The root element needs to declare the Android XML namespace (xmlns:android="http://schemas.android.com/apk/res/android"). All other elements will be children of the root and will inherit that namespace declaration.

The attributes are properties of the widget or container, describing what it should look and work like. For example, the android:layout_width and android:layout_height attributes on the TextView element make a request from the child (TextView) to its parent (a RelativeLayout) for what size the child should be.

We will get into details about these attributes, their possible values, and their uses, in upcoming chapters. Note that those attributes in the tools namespace (e.g., tools:context) are there solely to support the Android build tools, and do not affect the runtime execution of your project.

Android’s SDK ships with a tool (aapt) which uses the layouts. This tool will be automatically invoked by your Android tool chain (e.g., Android Studio). Of particular importance to you as a developer is that aapt generates an R.java source file, allowing you to access layouts and widgets within those layouts directly from your Java code. In other words, this is where that magic R value used in setContentView() comes from. We will discuss that a bit more later in this chapter.

XML Layouts and Your IDE

If you are using Android Studio, and you double-click on the res/layout/main.xml file in your project, you will not initially see that XML. Instead, you will be taken to the graphical layout editor:

Android Studio Graphical Layout Editor
Figure 70: Android Studio Graphical Layout Editor

We will go into much more detail about using the graphical layout editor in an upcoming chapter, as we start to work more with specific widgets and containers.

Why Use XML-Based Layouts?

Almost everything you do using XML layout files can be achieved through Java code. For example, you could use setText() to have a button display a certain caption, instead of using a property in an XML layout. Since XML layouts are yet another file for you to keep track of, we need good reasons for using such files.

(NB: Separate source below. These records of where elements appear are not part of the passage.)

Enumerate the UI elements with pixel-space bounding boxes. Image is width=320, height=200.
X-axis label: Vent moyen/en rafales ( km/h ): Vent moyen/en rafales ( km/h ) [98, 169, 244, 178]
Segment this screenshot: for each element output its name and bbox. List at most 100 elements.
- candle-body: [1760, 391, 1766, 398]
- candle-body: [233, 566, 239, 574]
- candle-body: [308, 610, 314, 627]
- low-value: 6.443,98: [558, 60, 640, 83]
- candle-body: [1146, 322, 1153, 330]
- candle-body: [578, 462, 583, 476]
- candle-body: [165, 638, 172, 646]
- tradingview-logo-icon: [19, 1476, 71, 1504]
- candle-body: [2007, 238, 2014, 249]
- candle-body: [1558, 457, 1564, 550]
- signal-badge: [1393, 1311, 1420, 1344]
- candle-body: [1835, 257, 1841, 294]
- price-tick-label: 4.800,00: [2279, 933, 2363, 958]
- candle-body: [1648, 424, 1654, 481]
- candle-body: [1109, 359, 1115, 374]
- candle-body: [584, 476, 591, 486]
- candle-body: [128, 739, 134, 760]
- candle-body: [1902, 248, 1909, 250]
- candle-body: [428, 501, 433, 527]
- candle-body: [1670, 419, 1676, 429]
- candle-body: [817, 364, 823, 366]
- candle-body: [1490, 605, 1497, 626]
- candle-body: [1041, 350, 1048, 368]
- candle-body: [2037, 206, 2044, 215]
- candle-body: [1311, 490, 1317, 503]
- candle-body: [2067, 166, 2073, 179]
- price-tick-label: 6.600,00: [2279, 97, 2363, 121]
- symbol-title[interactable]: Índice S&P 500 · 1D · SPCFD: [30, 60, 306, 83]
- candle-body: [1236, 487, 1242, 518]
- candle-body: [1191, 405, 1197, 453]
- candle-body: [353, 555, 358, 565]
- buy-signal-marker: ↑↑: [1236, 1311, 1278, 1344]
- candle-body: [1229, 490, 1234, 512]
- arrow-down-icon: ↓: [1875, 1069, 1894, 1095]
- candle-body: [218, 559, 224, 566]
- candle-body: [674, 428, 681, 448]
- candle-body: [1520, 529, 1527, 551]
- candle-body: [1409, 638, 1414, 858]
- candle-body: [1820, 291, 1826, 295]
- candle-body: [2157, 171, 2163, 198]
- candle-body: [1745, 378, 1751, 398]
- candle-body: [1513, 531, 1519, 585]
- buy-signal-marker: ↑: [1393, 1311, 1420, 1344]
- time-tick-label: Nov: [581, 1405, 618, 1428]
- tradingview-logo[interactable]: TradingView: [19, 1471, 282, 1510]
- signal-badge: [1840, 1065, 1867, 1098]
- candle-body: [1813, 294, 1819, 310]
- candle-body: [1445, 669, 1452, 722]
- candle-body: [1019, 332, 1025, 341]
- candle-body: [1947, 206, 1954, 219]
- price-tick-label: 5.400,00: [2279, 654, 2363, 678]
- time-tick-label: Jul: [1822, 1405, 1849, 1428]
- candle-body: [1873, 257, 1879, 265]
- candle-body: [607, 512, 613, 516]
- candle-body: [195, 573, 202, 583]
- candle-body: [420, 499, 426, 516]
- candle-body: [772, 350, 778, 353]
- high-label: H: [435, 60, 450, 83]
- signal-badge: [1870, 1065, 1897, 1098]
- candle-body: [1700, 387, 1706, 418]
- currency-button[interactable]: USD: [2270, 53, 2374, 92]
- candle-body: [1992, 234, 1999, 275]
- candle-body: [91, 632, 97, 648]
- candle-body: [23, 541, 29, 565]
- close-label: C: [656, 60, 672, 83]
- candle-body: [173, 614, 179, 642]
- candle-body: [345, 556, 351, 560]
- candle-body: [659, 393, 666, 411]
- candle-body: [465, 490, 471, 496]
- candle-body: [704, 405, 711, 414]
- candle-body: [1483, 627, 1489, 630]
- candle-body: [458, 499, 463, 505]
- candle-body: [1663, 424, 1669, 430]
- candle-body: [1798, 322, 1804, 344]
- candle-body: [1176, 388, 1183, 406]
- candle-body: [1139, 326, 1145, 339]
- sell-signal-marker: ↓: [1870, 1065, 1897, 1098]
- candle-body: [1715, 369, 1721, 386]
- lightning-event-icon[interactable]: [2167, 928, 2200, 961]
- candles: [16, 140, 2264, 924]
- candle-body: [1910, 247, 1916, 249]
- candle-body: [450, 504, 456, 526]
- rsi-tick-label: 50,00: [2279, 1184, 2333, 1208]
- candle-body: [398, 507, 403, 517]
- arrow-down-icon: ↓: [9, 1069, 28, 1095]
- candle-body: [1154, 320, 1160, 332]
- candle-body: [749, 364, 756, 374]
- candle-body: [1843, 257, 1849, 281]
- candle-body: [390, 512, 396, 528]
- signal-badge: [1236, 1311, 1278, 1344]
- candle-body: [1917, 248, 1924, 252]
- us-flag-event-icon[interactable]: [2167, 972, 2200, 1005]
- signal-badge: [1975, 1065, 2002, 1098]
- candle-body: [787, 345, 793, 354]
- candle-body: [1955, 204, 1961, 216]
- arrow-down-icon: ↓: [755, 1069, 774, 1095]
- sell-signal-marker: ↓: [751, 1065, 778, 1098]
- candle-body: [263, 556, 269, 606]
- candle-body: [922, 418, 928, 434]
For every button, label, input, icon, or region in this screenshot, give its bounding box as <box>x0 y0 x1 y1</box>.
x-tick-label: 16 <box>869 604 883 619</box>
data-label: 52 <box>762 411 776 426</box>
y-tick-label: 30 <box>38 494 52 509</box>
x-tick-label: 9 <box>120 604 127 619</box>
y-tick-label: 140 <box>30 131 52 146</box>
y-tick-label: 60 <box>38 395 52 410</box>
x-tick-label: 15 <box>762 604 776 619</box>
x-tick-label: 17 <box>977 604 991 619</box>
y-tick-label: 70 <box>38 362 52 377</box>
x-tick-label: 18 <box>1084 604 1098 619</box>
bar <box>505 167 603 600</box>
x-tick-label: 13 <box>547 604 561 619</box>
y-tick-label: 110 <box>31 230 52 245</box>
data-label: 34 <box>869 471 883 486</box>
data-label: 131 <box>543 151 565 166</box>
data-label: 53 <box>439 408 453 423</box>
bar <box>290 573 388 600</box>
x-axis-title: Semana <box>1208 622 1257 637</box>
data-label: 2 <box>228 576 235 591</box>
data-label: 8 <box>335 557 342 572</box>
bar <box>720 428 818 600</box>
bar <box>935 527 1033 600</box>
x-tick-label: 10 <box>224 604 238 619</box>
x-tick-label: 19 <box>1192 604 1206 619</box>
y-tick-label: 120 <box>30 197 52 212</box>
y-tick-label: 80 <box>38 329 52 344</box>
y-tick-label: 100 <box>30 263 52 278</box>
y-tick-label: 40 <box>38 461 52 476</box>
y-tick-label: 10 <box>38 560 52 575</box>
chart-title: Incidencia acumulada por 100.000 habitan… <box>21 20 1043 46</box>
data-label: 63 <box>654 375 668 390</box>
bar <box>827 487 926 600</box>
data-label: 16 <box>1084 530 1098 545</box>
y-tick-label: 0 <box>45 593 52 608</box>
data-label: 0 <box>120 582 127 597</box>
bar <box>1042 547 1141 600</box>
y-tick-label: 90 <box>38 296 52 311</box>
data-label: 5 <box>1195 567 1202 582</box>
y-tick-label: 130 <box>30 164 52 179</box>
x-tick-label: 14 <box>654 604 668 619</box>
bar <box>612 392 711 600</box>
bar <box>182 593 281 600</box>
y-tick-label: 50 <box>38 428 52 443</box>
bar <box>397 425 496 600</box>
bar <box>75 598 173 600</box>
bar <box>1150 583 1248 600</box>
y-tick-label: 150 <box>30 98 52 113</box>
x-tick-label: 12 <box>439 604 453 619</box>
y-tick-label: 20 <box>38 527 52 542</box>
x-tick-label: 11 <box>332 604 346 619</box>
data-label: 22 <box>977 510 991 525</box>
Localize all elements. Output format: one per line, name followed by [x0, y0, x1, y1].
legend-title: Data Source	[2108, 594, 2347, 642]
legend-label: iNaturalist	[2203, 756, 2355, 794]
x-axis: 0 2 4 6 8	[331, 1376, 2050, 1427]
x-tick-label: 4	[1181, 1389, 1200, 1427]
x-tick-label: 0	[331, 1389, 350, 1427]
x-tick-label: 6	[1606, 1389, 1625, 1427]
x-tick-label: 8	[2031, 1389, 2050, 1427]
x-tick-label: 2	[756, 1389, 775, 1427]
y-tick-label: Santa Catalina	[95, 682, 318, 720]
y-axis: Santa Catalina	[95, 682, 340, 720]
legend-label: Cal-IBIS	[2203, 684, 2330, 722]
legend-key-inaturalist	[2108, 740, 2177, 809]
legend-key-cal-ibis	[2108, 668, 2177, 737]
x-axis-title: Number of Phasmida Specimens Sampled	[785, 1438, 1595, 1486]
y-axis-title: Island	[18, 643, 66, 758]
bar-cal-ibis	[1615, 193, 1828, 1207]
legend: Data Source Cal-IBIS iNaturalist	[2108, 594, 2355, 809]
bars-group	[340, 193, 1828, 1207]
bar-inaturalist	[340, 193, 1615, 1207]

Perhaps the biggest reason is to assist in the creation of tools for view definition, such as the aforementioned graphical layout editors in Android Studio. Such GUI builders could, in principle, generate Java code instead of XML. The challenge is re-reading the definition in to support edits — that is far simpler if the data is in a structured format like XML than in a programming language. Moreover, keeping the generated bits separated out from hand-written code makes it less likely that somebody’s custom-crafted source will get clobbered by accident when the generated bits get re-generated. XML forms a nice middle ground between something that is easy for tool-writers to use and easy for programmers to work with by hand as needed.

Also, XML as a GUI definition format is becoming more commonplace. Microsoft’s XAML, Adobe’s Flex, Google’s GWT, and Mozilla’s XUL all take a similar approach to that of Android: put layout details in an XML file and put programming smarts in source files (e.g., JavaScript for XUL). Many less-well-known GUI frameworks, such as ZK, also use XML for view definition. While “following the herd” is not necessarily the best policy, it does have the advantage of helping to ease the transition into Android from any other XML-centered view description language.

Using Layouts from Java

Given that you have painstakingly set up the widgets and containers for your view in an XML layout file named main.xml stored in res/layout/, all you need is one statement in your activity’s onCreate() callback to use that layout, as we saw in our stub project’s activity:


setContentView(R.layout.main);

Here, R.layout.main tells Android to load in the layout (layout) resource (R) named main.xml (main).